Things this does not mean:

- ship something broken
- rush near the end

If you've thought about shipping from day one, it will have shaped so many things about your projects: the experiments you tried, the corners you cut, the corners you *didn't* cut, how quickly you reach for the cheap+ugly solution versus carving jade, how eagerly you push for getting something usable to reevaluate whether you're on the wrong track.

That's what "knows how to ship" means I think.


I think there's a succinct John Carmack tweet related to this. In lieu of that, consider:


"The more time this idea spends in your head the less critically you think of it." So get it out of your head as quickly as possible and into code/math/etc., subjecting it to the light of reality.

The sage of Texas, who when people ask him "Should I major in computer science or computer engineering?" answers "I don't know, I didn't go to college", is still tweeting diamonds I see!

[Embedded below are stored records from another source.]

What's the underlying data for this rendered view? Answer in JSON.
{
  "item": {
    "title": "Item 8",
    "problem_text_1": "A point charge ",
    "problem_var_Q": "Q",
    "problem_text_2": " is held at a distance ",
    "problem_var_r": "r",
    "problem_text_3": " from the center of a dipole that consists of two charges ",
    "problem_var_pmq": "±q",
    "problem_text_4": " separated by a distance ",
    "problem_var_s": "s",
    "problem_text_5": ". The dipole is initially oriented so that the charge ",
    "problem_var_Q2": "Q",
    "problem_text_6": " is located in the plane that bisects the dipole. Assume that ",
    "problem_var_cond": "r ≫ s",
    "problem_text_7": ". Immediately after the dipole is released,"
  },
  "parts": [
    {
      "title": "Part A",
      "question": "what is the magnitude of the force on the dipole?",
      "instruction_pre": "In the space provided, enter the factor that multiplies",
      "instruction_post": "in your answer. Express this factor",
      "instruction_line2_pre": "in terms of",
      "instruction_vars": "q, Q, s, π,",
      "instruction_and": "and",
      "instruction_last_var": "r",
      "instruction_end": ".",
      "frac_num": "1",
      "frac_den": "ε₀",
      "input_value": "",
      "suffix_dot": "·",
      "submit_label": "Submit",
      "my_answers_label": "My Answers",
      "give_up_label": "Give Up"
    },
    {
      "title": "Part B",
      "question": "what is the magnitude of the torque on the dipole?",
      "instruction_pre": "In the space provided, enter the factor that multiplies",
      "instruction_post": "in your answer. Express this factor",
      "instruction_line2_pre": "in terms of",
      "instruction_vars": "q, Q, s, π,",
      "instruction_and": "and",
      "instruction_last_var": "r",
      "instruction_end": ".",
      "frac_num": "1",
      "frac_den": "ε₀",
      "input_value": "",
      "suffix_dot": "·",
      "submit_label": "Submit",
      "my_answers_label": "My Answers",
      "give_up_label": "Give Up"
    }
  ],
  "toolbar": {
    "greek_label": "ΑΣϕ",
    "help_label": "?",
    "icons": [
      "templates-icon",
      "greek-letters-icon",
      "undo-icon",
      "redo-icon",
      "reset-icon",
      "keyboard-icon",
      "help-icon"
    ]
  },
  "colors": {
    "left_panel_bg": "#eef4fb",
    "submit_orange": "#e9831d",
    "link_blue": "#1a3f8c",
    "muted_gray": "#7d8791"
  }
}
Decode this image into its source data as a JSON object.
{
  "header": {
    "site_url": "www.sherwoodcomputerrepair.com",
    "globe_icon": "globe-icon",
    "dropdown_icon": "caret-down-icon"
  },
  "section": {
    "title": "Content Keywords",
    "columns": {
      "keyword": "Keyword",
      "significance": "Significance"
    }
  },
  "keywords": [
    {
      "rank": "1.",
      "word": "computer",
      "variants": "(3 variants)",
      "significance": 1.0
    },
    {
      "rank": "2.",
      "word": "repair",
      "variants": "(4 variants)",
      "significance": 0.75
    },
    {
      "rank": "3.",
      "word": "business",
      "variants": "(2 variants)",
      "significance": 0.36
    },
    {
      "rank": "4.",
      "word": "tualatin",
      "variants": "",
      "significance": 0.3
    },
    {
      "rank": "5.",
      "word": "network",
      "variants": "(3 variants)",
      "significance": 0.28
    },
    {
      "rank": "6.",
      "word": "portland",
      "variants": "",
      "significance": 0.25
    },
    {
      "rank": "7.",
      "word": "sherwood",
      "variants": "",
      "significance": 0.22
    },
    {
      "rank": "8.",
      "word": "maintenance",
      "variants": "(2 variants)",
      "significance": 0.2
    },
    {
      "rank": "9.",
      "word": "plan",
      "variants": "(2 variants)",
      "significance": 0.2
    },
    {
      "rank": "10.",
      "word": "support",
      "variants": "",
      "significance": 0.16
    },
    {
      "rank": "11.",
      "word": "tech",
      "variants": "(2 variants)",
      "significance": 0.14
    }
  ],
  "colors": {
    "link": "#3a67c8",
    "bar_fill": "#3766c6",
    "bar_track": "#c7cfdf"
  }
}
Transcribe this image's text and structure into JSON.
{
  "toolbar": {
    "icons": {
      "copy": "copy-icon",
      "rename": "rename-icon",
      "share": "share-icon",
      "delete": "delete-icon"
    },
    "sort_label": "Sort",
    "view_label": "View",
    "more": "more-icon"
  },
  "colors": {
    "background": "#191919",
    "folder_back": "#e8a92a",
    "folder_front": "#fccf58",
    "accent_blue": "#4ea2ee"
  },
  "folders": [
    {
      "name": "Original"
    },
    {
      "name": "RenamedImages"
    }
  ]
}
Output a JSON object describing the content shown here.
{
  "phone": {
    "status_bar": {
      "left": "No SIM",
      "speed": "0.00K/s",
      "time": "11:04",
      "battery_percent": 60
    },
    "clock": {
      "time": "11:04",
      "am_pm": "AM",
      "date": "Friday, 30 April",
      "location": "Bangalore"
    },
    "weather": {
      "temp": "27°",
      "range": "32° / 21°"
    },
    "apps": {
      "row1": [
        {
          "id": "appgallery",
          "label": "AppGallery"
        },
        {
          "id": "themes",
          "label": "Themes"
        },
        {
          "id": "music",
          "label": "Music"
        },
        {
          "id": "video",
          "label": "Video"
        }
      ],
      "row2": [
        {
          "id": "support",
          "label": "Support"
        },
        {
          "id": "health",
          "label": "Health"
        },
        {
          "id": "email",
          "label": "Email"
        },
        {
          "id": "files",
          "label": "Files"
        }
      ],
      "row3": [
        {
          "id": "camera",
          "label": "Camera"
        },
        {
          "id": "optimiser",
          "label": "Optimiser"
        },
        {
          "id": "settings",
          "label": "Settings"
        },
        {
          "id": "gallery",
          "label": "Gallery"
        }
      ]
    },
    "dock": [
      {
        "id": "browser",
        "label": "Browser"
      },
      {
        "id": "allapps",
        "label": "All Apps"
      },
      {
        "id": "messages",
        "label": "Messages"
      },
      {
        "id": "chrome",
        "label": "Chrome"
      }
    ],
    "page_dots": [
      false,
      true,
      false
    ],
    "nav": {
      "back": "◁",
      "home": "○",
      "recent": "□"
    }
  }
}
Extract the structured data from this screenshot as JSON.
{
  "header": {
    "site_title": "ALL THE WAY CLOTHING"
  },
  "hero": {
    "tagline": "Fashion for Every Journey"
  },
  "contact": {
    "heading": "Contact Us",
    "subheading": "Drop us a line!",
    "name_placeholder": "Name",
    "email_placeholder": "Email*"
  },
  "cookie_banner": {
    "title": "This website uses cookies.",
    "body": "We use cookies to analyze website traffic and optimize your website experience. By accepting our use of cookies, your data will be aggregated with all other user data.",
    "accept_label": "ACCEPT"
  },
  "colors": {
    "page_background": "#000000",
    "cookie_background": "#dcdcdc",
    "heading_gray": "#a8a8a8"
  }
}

@grainloom I'm glad you got past the open-source=antifragile, proprietary=fragile bogus dichotomy Amjad drew. Antifragile, like many of Nassim's concepts, can be seen in many ways, some sensible, others not. Antifragility means unexpected things like shocks and surprises in general help you, and that doesn't seem to be particularly relevant to open- vs closed-source codes. Projects' responses to stress seem to me to be weakly correlated with their openness. Carmack's the real hero of the post :)

@grainloom My favorite example of antifragility: Nassim was visiting his Italian publisher ahead of the G8 meeting and to explain the concept asked, "What would happen if I punched the Italian minister of finance tomorrow?" Publisher, after a pause: "You'd be arrested… and we'd sell out of your book."

Huge upside, little downside—he's antifragile.

In contrast, a lawyer or politician whose importance is contingent on integrity/upstandingness can lose that suddenly and unjustly—they are fragile.

@grainloom I miss following Nassim. He became all fascist circa Trump candidacy 2015 and I had to flee. His first books including *Fooled by Randomness* are among the most important books I've ever read—they continue to affect me.